Power Series Coefficients and Poles

Question

Say we have a function $f(z)$ which is holomorphic at $ z = 0 $ but meromorphic at $ z = a $ with a simple pole at this point. The function is holomorphic elsewhere in the circle $ |z|<R$ where $R > a$.

How would you go about showing that the coefficients $c_n$ of the Taylor Series about $z=0$ grow as $ c_n \sim \frac{1}{a^n} $? And what would change in the analysis if the pole was made to be of order $d>1$?

I've tried using the Cauchy integral formula for $z=0$ but to no avail. Any hints or tips would be much appreciated.

Answer 1

Let $f(z)= \sum_{n=0}^{\infty}c_nz^n$ the Taylor series about $z=0.$ The radius of convergence is exactly $|a|$. Hence

$$ \lim \sup |c_n|^{1/n}= \frac{1}{|a|}.$$

Can you proceed ?

Answer 2

For simplicity let's assume that the function $f$ is meromorphic with a single pole of order $d+1$ at $a$. Let $\alpha_n$ denote its Taylor coefficients at the origin. We define $$ g(z) = f(z) - \frac{c}{(1-x/a)^{d+1}}, $$ with $c$ the same as the pole's constant. Let $\beta_n$ denote its Taylor coefficients at the origin.

Now take Cauchy's integral $$g(z)=\oint\frac{g(\zeta)}{\zeta-z}d\zeta$$ and you can prove that $g$ is holomorphic.
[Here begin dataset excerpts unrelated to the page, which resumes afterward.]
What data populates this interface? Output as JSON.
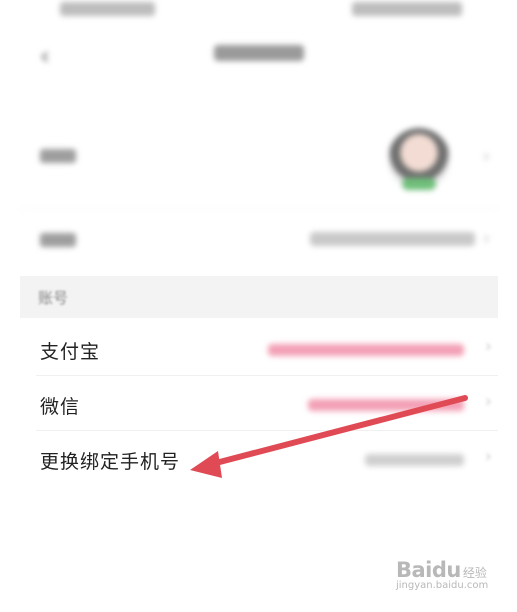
{
  "account": {
    "section_title": "账号",
    "rows": [
      {
        "label": "支付宝"
      },
      {
        "label": "微信"
      },
      {
        "label": "更换绑定手机号"
      }
    ]
  },
  "colors": {
    "pink_value": "#f3a0b5",
    "arrow": "#e04a55",
    "section_bg": "#f3f3f3"
  },
  "icons": {
    "back": "back-arrow-icon",
    "chevron": "chevron-right-icon"
  },
  "watermark": {
    "logo": "Baidu",
    "cn": "经验",
    "url": "jingyan.baidu.com"
  }
}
Cauchy's integral also gives bounds for the Taylor coefficients of $g$. By differentiating Cauchy's integral we get $$\beta_n=\frac{g^{(n)}(0)}{n!} =\oint\frac{g(\zeta)}{\zeta^{n+1}}d\zeta.$$ Now choose $r>|a|$ and let $M>0$ be such that if $|z|\le r$ then $|g(z)|\le M/2\pi$. Then we take the above relation, we set the contour of integration to be the circle $|z|=r$ and we take the absolute value: $$|\beta_n|\le \oint\frac{|g(\zeta)|}{|\zeta|^{n+1}}|d\zeta|\le Mr^{-n}.$$

For the pole we start with $$\frac{1}{1-z} = \sum_{n\ge 0} z^n.$$ We differentiate this relation $d$ times and we get $$\frac{1}{(1-z)^{d+1}} = \sum_{n\ge 0} \binom{n+d}{n} z^n.$$ Then $$\frac{1}{(1-z/a)^{d+1}} = \sum_{n\ge 0} \binom{n+d}{n} a^{-n} z^n.$$

Now we put everything together. We know that $f(z)=g(z) + \frac{c}{(1-x/a)^{d+1}}$, so $$ \alpha_n = \beta_n + \binom{n+d}{n} a^{-n}. $$ This means that $$ |\alpha_n| \le Mr^{-n} + \binom{n+d}{n} |a|^{-n}. $$ Since $|a|<r$, there exists $N>0$ such that for all $n\ge0$, $$N \binom{n+d}{n} |a|^{-n} \ge Mr^{-n}.$$ From this we finally get that $$ |\alpha_n| \le (N+1)\binom{n+d}{n} |a|^{-n}. $$

You can easily adapt the above for functions meromorphic in a disk with multiple poles.